Key exclusion criteria were the following: Any significant skin pathology on the test areas; hypersensitivity to study products or constituents; any topical/systemic/surgical/physical treatment(s) on the test areas (laser, peel, dermabrasion, etc.) 4 weeks prior to and/or planned; any herbal and/or cosmetic treatments (facials, massage, face packs, etc., [including homemade]) 2 weeks prior to and/or planned; any report of or plan to sunbathe or overexpose to ultraviolet light (mountains sports, phototherapy, tanning salon use, etc.) the month prior to and/or during the study.

The protocol was approved by the Institutional Ethics Committee at the study site. The study was conducted in accordance with the ethical principles originating in the Declaration of Helsinki, the International Conference on Harmonization Good Clinical Practice guidelines, applicable regulatory requirements, and in compliance with the study protocol. All participants provided written and audiovisual informed consents to participate.

Study design and treatments

This investigator-blinded, parallel group, single-center study consisted of a 2-week screening and wash-out period, and a 12-week treatment period (visit once every 4 weeks). The study was conducted during the summer season from June to October and the ultraviolet index ranged 7–9 during this period. Participants were randomized (1:1 [women: men = 3:1]) to either Product A (Vichy Capital Soleil Dry Touch® sun protection factor 50 PA+++) or Product B (Garnier White Complete® sun protection factor 19 PA+++). Participants were instructed to apply the sunscreen product (2 mg/cm2) twice daily (≥3 h interval in-between applications) on their whole face, and expose to sunlight (20–30 min post each application) for ≥2 h; not to have ultraviolet-light sessions, use any topical/cosmetic product unless approved by the investigator, undergo physical treatment on the investigational areas and not to use any fairness product. The use of their individual routine skin cleansing products was allowed.

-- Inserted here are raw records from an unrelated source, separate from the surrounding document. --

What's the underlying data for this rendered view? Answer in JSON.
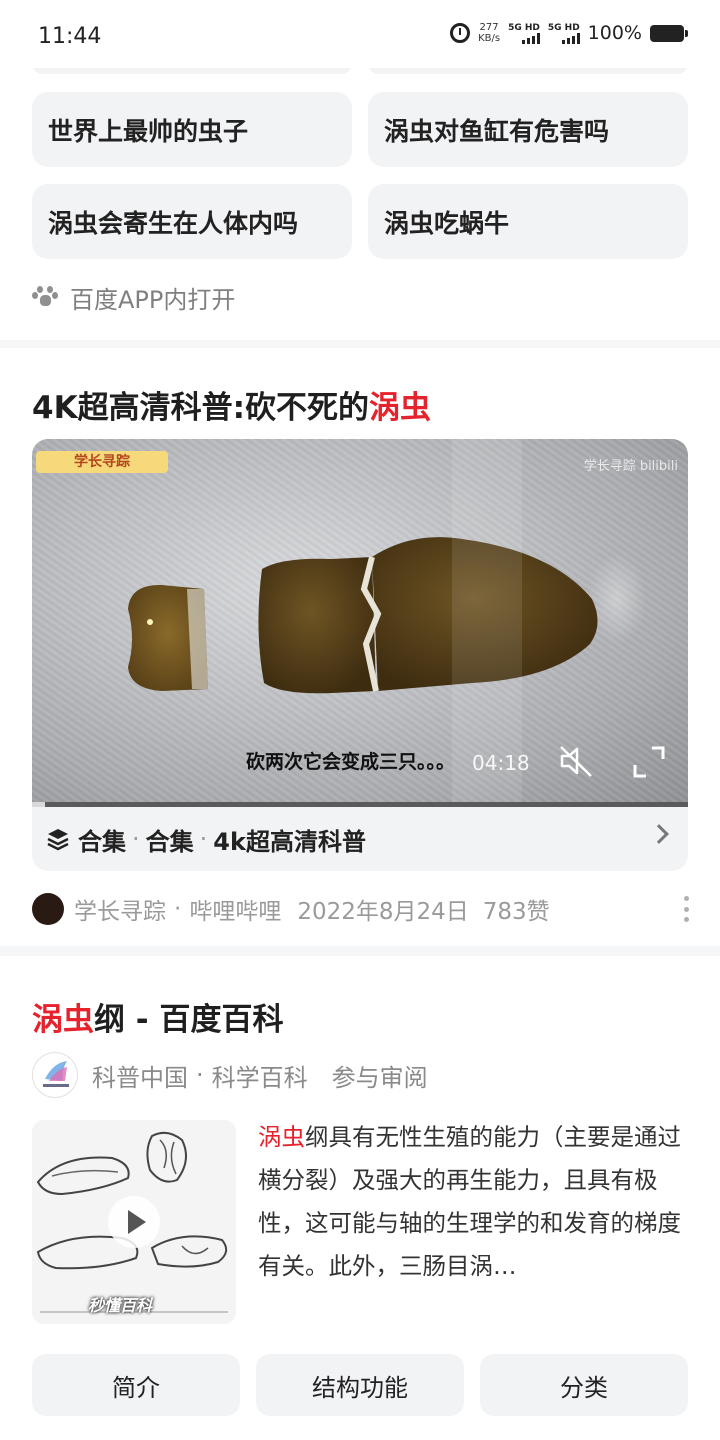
{
  "status_bar": {
    "time": "11:44",
    "speed_value": "277",
    "speed_unit": "KB/s",
    "sim1": "5G HD",
    "sim2": "5G HD",
    "battery": "100%"
  },
  "related_searches": {
    "chips": [
      "世界上最帅的虫子",
      "涡虫对鱼缸有危害吗",
      "涡虫会寄生在人体内吗",
      "涡虫吃蜗牛"
    ],
    "open_app": "百度APP内打开"
  },
  "video_result": {
    "title_prefix": "4K超高清科普:砍不死的",
    "title_highlight": "涡虫",
    "video": {
      "tag": "学长寻踪",
      "watermark": "学长寻踪 bilibili",
      "caption": "砍两次它会变成三只。。。",
      "duration": "04:18",
      "progress": 0.02
    },
    "collection": {
      "label1": "合集",
      "label2": "合集",
      "name": "4k超高清科普"
    },
    "meta": {
      "author": "学长寻踪",
      "platform": "哔哩哔哩",
      "date": "2022年8月24日",
      "likes": "783赞"
    }
  },
  "baike_result": {
    "title_highlight": "涡虫",
    "title_rest": "纲 - 百度百科",
    "source": "科普中国",
    "source_sub": "科学百科",
    "review": "参与审阅",
    "thumb_brand": "秒懂百科",
    "desc_highlight": "涡虫",
    "desc_rest": "纲具有无性生殖的能力（主要是通过横分裂）及强大的再生能力，且具有极性，这可能与轴的生理学的和发育的梯度有关。此外，三肠目涡…",
    "tabs": [
      "简介",
      "结构功能",
      "分类"
    ]
  },
  "colors": {
    "highlight": "#e6222d",
    "chip_bg": "#f2f3f5",
    "meta_gray": "#9a9a9a"
  }
}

To ensure investigator blinding, both products were reconditioned in similar blind-coded packaging. A randomization list, stratified by gender and comprising randomization numbers and product codes, was provided to an unblinded person for distributing the product.

Study objectives

The primary objective was to assess the improvement over baseline in pigmentation irregularities, and the overall skin appearance after 12 weeks of daily sunscreen use and to compare product efficacy. The secondary objectives were: (i) to evaluate improvement in hyperpigmented spots through participant's self-assessment, (ii) to compare the products, (iii) to evaluate improvement in skin radiance, and (iv) to evaluate changes in skin color, using the L'Oréal Color Chart® by the dermatologist and participants.

Dermatological evaluation

Skin examinations were performed at the screening visits, i.e., at baseline (Day 0), Week 4 (Day 28 ± 5), Week 8 (Day 56 ± 5) and Week 12 (Day 84 ± 5) to collect information on hyperpigmented spots, or skin abnormalities, especially local intolerance (cutaneous irritation, sensitization or photosensitivity). A stencil marking was performed to ensure that the same site was captured for measurement at all visits. Participants were provided a diary to record the application of the products at home and review at each visit for checking compliance. All adverse events, when occurring, were recorded including their onset, intensity, duration, etc.; use of concomitant medications was also recorded.

Clinical evaluations

The clinical evaluation for pigmentation was assessed by the density of pigmented spots (i.e., the number of spots per unit area) using visual analog scales as defined by the skin aging Female and Male Atlas.[17] Skin radiance was evaluated by the clinical scale ranging from very radiant (0–1), somewhat radiant (2–3), neither dull nor radiant (4–6), somewhat dull (7–8) to very dull (9–10); i.e., a lower score implying an improvement in radiance.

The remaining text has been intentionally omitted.